Long-term, heavy ketamine use can cause erectile dysfunction, but low-dose medical ketamine appears to carry almost no risk. The distinction comes down to how much you’re using and for how long. Animal studies show that daily high-dose ketamine over one to three months progressively damages the tissue and nerve signaling required for erections, while clinical trial data for prescription esketamine (Spravato) shows erectile dysfunction in 0% of patients.
What Heavy Use Does to Erectile Tissue
The clearest evidence comes from a study published in Oncotarget that gave rats daily high-dose ketamine injections for up to three months. Researchers measured erectile responses at the one-month, two-month, and three-month marks. All ketamine-treated animals showed decreased erectile function, and the decline got worse with time. By three months, erectile responses had dropped significantly compared to controls.
The damage happened through two key pathways. First, ketamine reduced the activity of an enzyme on the cavernous nerve, the nerve responsible for triggering erections. That enzyme produces nitric oxide, the chemical signal that relaxes blood vessels in the penis and allows blood to flow in. After two months of daily ketamine, the nerve’s ability to produce this signal dropped significantly. Second, ketamine caused increased fibrosis (scarring) in the erectile tissue itself by the three-month mark. Scarred smooth muscle tissue can’t expand and fill with blood the way healthy tissue does.

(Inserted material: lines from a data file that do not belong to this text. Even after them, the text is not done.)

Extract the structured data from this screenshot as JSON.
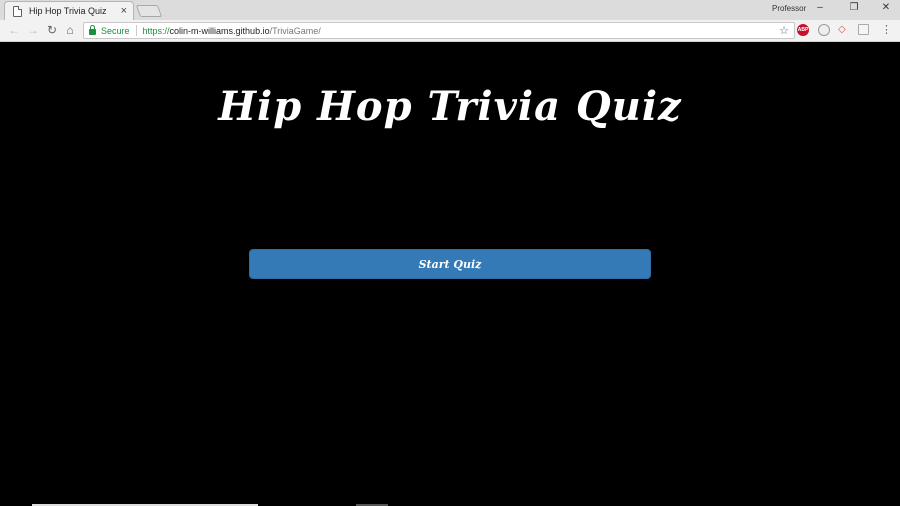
{
  "browser": {
    "tab": {
      "title": "Hip Hop Trivia Quiz",
      "close": "×"
    },
    "profile": "Professor",
    "window_controls": {
      "minimize": "–",
      "maximize": "❐",
      "close": "✕"
    },
    "nav": {
      "back": "←",
      "forward": "→",
      "reload": "↻",
      "home": "⌂"
    },
    "omnibox": {
      "secure_label": "Secure",
      "url_scheme": "https://",
      "url_host": "colin-m-williams.github.io",
      "url_path": "/TriviaGame/",
      "bookmark_icon": "☆"
    },
    "extensions": [
      {
        "name": "adblock-icon",
        "label": "ABP"
      },
      {
        "name": "extension-icon"
      },
      {
        "name": "extension-icon"
      },
      {
        "name": "extension-icon"
      }
    ],
    "menu_icon": "⋮"
  },
  "page": {
    "title": "Hip Hop Trivia Quiz",
    "start_button": "Start Quiz",
    "background": "#000000",
    "button_color": "#337ab7"
  }
}
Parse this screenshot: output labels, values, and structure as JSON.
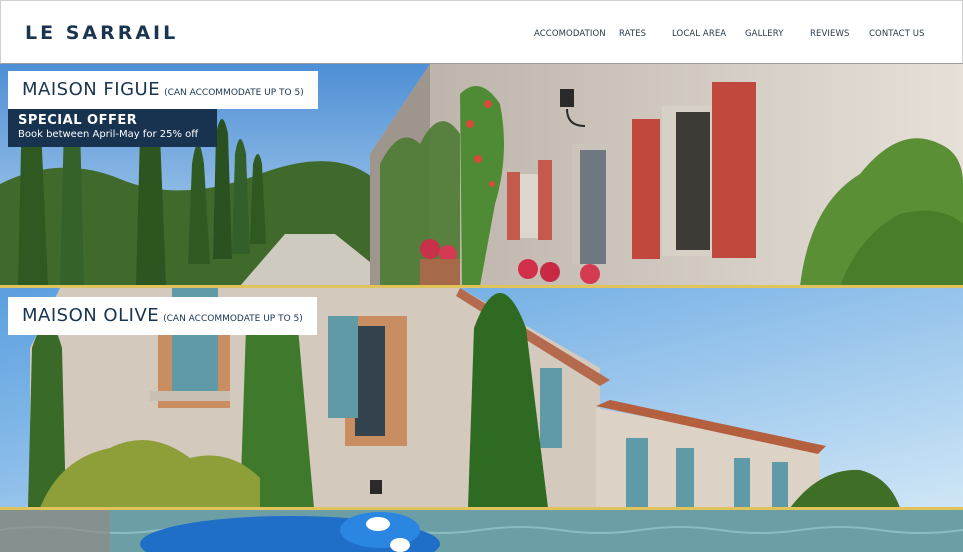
{
  "header": {
    "logo": "LE SARRAIL",
    "nav": [
      "ACCOMODATION",
      "RATES",
      "LOCAL AREA",
      "GALLERY",
      "REVIEWS",
      "CONTACT US"
    ]
  },
  "properties": [
    {
      "name": "MAISON FIGUE",
      "capacity": "(CAN ACCOMMODATE UP TO 5)",
      "offer": {
        "title": "SPECIAL OFFER",
        "text": "Book between April-May for 25% off"
      }
    },
    {
      "name": "MAISON OLIVE",
      "capacity": "(CAN ACCOMMODATE UP TO 5)"
    }
  ],
  "colors": {
    "brand_navy": "#1a3550",
    "divider_gold": "#e0c35a",
    "offer_bg": "#173350"
  }
}
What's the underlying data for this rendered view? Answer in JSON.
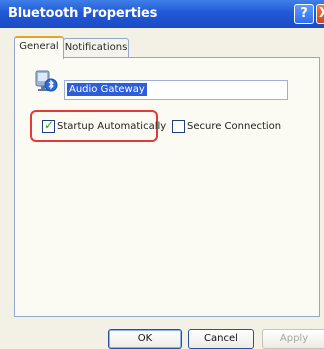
{
  "window": {
    "title": "Bluetooth Properties",
    "help_button": "?",
    "close_button": "X"
  },
  "tabs": [
    {
      "label": "General",
      "selected": true
    },
    {
      "label": "Notifications",
      "selected": false
    }
  ],
  "general": {
    "device_icon": "bluetooth-device-icon",
    "device_name": "Audio Gateway",
    "options": {
      "startup_automatically": {
        "label": "Startup Automatically",
        "checked": true,
        "check_glyph": "✓"
      },
      "secure_connection": {
        "label": "Secure Connection",
        "checked": false
      }
    },
    "highlight_color": "#e23a3a"
  },
  "buttons": {
    "ok": "OK",
    "cancel": "Cancel",
    "apply": "Apply"
  }
}
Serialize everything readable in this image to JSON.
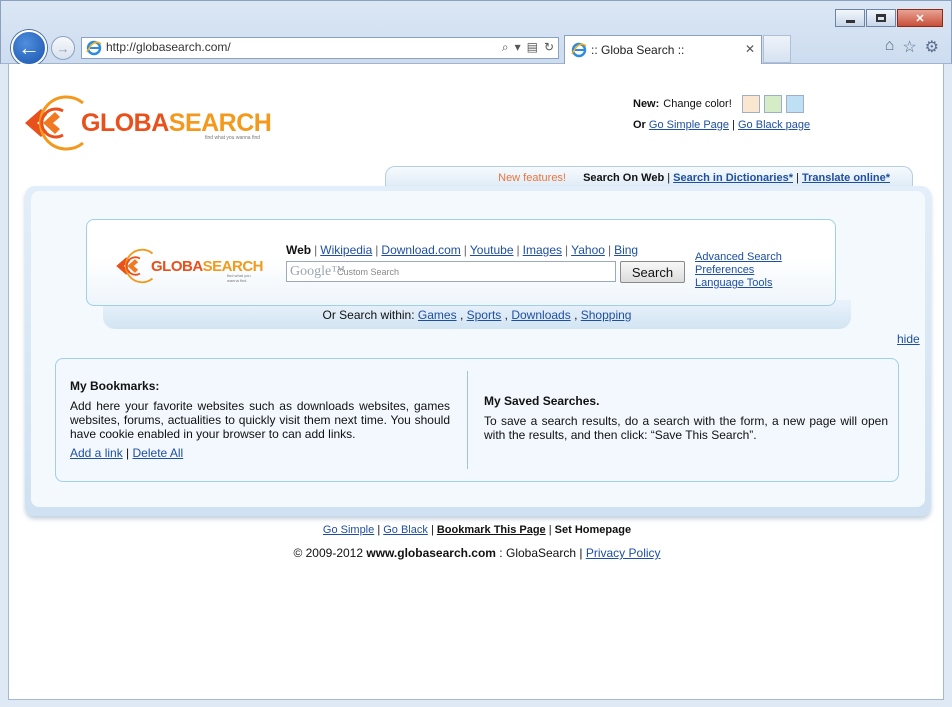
{
  "browser": {
    "url": "http://globasearch.com/",
    "tab_title": ":: Globa Search ::"
  },
  "colors": {
    "brand_red": "#e8501c",
    "brand_orange": "#f39a1e",
    "link": "#1f4fa1",
    "swatch_1": "#fbe6cf",
    "swatch_2": "#d6ecc6",
    "swatch_3": "#bfe0f4"
  },
  "header": {
    "logo_text_1": "GLOBA",
    "logo_text_2": "SEARCH",
    "logo_tagline": "find what you wanna find",
    "new_label": "New:",
    "change_color": "Change color!",
    "or_label": "Or",
    "go_simple_page": "Go Simple Page",
    "pipe": "|",
    "go_black_page": "Go Black page"
  },
  "nav": {
    "new_features": "New features!",
    "search_on_web": "Search On Web",
    "sep": "|",
    "search_in_dictionaries": "Search in Dictionaries*",
    "translate_online": "Translate online*"
  },
  "search": {
    "web": "Web",
    "links": [
      "Wikipedia",
      "Download.com",
      "Youtube",
      "Images",
      "Yahoo",
      "Bing"
    ],
    "sep": "|",
    "google_label": "Google™",
    "placeholder": "Custom Search",
    "button": "Search",
    "advanced": "Advanced Search",
    "preferences": "Preferences",
    "language_tools": "Language Tools"
  },
  "within": {
    "label": "Or Search within:",
    "items": [
      "Games",
      "Sports",
      "Downloads",
      "Shopping"
    ],
    "comma": ","
  },
  "hide_label": "hide",
  "bookmarks": {
    "title": "My Bookmarks:",
    "text": "Add here your favorite websites such as downloads websites, games websites, forums, actualities to quickly visit them next time. You should have cookie enabled in your browser to can add links.",
    "add_link": "Add a link",
    "sep": "|",
    "delete_all": "Delete All"
  },
  "saved": {
    "title": "My Saved Searches.",
    "text": "To save a search results, do a search with the form, a new page will open with the results, and then click: “Save This Search”."
  },
  "footer": {
    "go_simple": "Go Simple",
    "go_black": "Go Black",
    "bookmark": "Bookmark This Page",
    "set_homepage": "Set Homepage",
    "sep": "|",
    "copyright": "© 2009-2012",
    "domain": "www.globasearch.com",
    "colon": ":",
    "brand": "GlobaSearch",
    "privacy": "Privacy Policy"
  }
}
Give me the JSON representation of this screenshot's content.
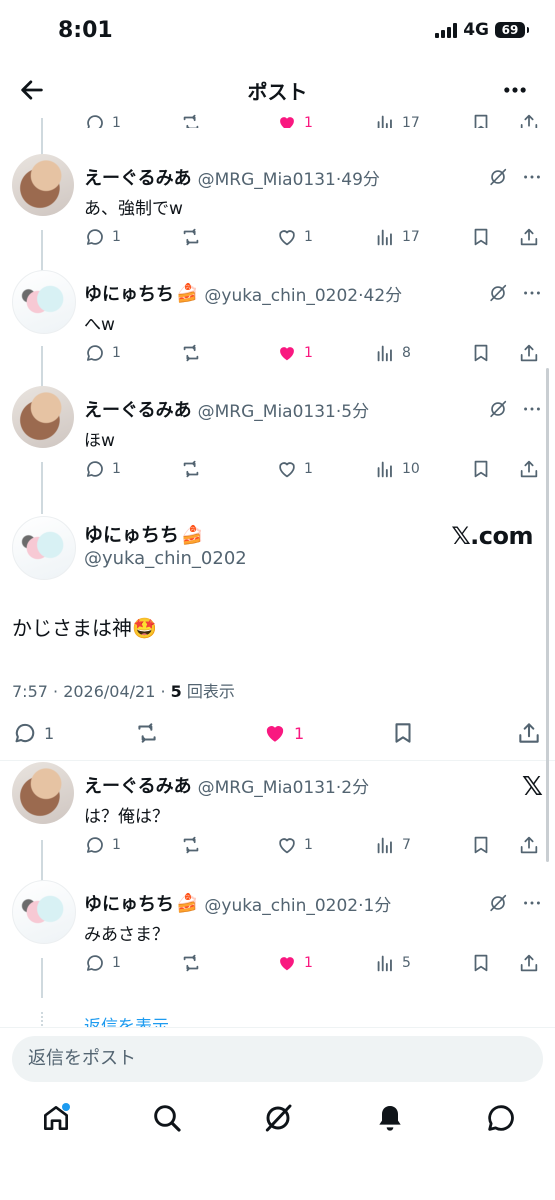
{
  "status": {
    "time": "8:01",
    "network": "4G",
    "battery": "69"
  },
  "header": {
    "title": "ポスト"
  },
  "thread_replies": [
    {
      "name": "えーぐるみあ",
      "handle": "@MRG_Mia0131·49分",
      "text": "あ、強制でw",
      "replies": "1",
      "likes": "1",
      "views": "17",
      "liked": false,
      "avatar": "mia"
    },
    {
      "name": "ゆにゅちち",
      "handle": "@yuka_chin_0202·42分",
      "text": "へw",
      "replies": "1",
      "likes": "1",
      "views": "8",
      "liked": true,
      "avatar": "yuka"
    },
    {
      "name": "えーぐるみあ",
      "handle": "@MRG_Mia0131·5分",
      "text": "ほw",
      "replies": "1",
      "likes": "1",
      "views": "10",
      "liked": false,
      "avatar": "mia"
    }
  ],
  "top_partial": {
    "replies": "1",
    "likes": "1",
    "views": "17"
  },
  "main_tweet": {
    "name": "ゆにゅちち",
    "handle": "@yuka_chin_0202",
    "watermark": "𝕏.com",
    "text": "かじさまは神🤩",
    "meta_prefix": "7:57 · 2026/04/21 · ",
    "meta_count": "5",
    "meta_suffix": " 回表示",
    "replies": "1",
    "likes": "1"
  },
  "below_replies": [
    {
      "name": "えーぐるみあ",
      "handle": "@MRG_Mia0131·2分",
      "text": "は？俺は？",
      "replies": "1",
      "likes": "1",
      "views": "7",
      "liked": false,
      "avatar": "mia"
    },
    {
      "name": "ゆにゅちち",
      "handle": "@yuka_chin_0202·1分",
      "text": "みあさま？",
      "replies": "1",
      "likes": "1",
      "views": "5",
      "liked": true,
      "avatar": "yuka"
    }
  ],
  "show_replies": "返信を表示",
  "reply_placeholder": "返信をポスト",
  "colors": {
    "like_pink": "#f91880",
    "link_blue": "#1d9bf0",
    "text_gray": "#536471"
  },
  "icons": [
    "back-arrow-icon",
    "more-icon",
    "grok-icon",
    "reply-icon",
    "retweet-icon",
    "like-icon",
    "views-icon",
    "bookmark-icon",
    "share-icon",
    "home-icon",
    "search-icon",
    "grok-nav-icon",
    "notifications-icon",
    "messages-icon",
    "x-logo-icon"
  ]
}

There was also early-stage cell death in the erectile tissue within the first month of exposure. The combination of nerve damage, reduced blood flow signaling, and tissue scarring paints a clear picture of how chronic heavy ketamine use physically impairs erections over time.
Hormonal Effects Add Another Layer
Ketamine’s impact isn’t limited to local tissue. A study on male rats found that chronic ketamine injections significantly decreased testosterone, along with other reproductive hormones including follicle-stimulating hormone and luteinizing hormone. Low testosterone alone can reduce sex drive and make erections harder to achieve or maintain.
The encouraging finding from that study: these hormonal effects disappeared four weeks after the animals stopped receiving ketamine. The researchers described the reproductive harm as “reversible,” suggesting that at least the hormonal component of ketamine-related sexual dysfunction can recover once use stops. Whether the physical tissue damage (fibrosis and nerve changes) reverses as easily is less clear.
Bladder Damage May Make It Worse
Chronic ketamine use is well known for causing bladder problems, sometimes called “ketamine bladder.” This involves painful, frequent urination and inflammation that resembles interstitial cystitis. Research on ketamine users found that those with lower urinary tract symptoms were significantly more likely to also experience sexual dysfunction. The pelvic inflammation and nerve irritation from bladder damage likely contributes to erectile and other sexual problems independently of ketamine’s direct effects on erectile tissue. For heavy users, bladder symptoms and sexual dysfunction often show up together.
Medical Ketamine Tells a Different Story
If you’re receiving ketamine or esketamine through a prescriber for depression, the sexual side effect profile looks remarkably clean. Phase 3 clinical trials of Spravato (esketamine nasal spray) tracked sexual side effects carefully across hundreds of patients. Erectile dysfunction was reported in 0% of patients receiving esketamine, compared to 0.6% in the placebo group. Overall sexual dysfunction of any kind occurred in just 0.2% of the esketamine group. Delayed ejaculation was reported at the same 0.2% rate.
These numbers are strikingly low, especially compared to traditional antidepressants, which commonly cause sexual side effects including difficulty with arousal, delayed orgasm, and reduced desire. In fact, one of the reasons ketamine-based treatments have generated interest for depression is precisely because they avoid the sexual dysfunction that makes many people stop taking SSRIs and SNRIs.
Why Dose and Frequency Matter So Much
The gap between animal study findings and clinical trial data isn’t contradictory. It reflects a massive difference in exposure. The rat studies used daily high-dose injections for months, mimicking the kind of heavy, frequent recreational use that also causes bladder damage and cognitive problems. Medical ketamine, by contrast, is given at much lower doses on an intermittent schedule, often once or twice a week during an initial phase and then tapering to less frequent sessions.
The animal research showed that erectile function declined progressively from month one through month three of continuous daily use, with nerve signaling and tissue quality getting worse at each time point. This pattern suggests a cumulative, dose-dependent process. Occasional low-dose exposure simply doesn’t produce the same sustained assault on nerve function and tissue integrity.
For someone using ketamine recreationally at high doses multiple times a week, the risk of sexual dysfunction is real and supported by both animal evidence and clinical reports. For someone receiving supervised, low-dose treatments for depression or pain, the available data suggests erectile dysfunction is not a meaningful concern. The context of use, not just the substance itself, determines the risk.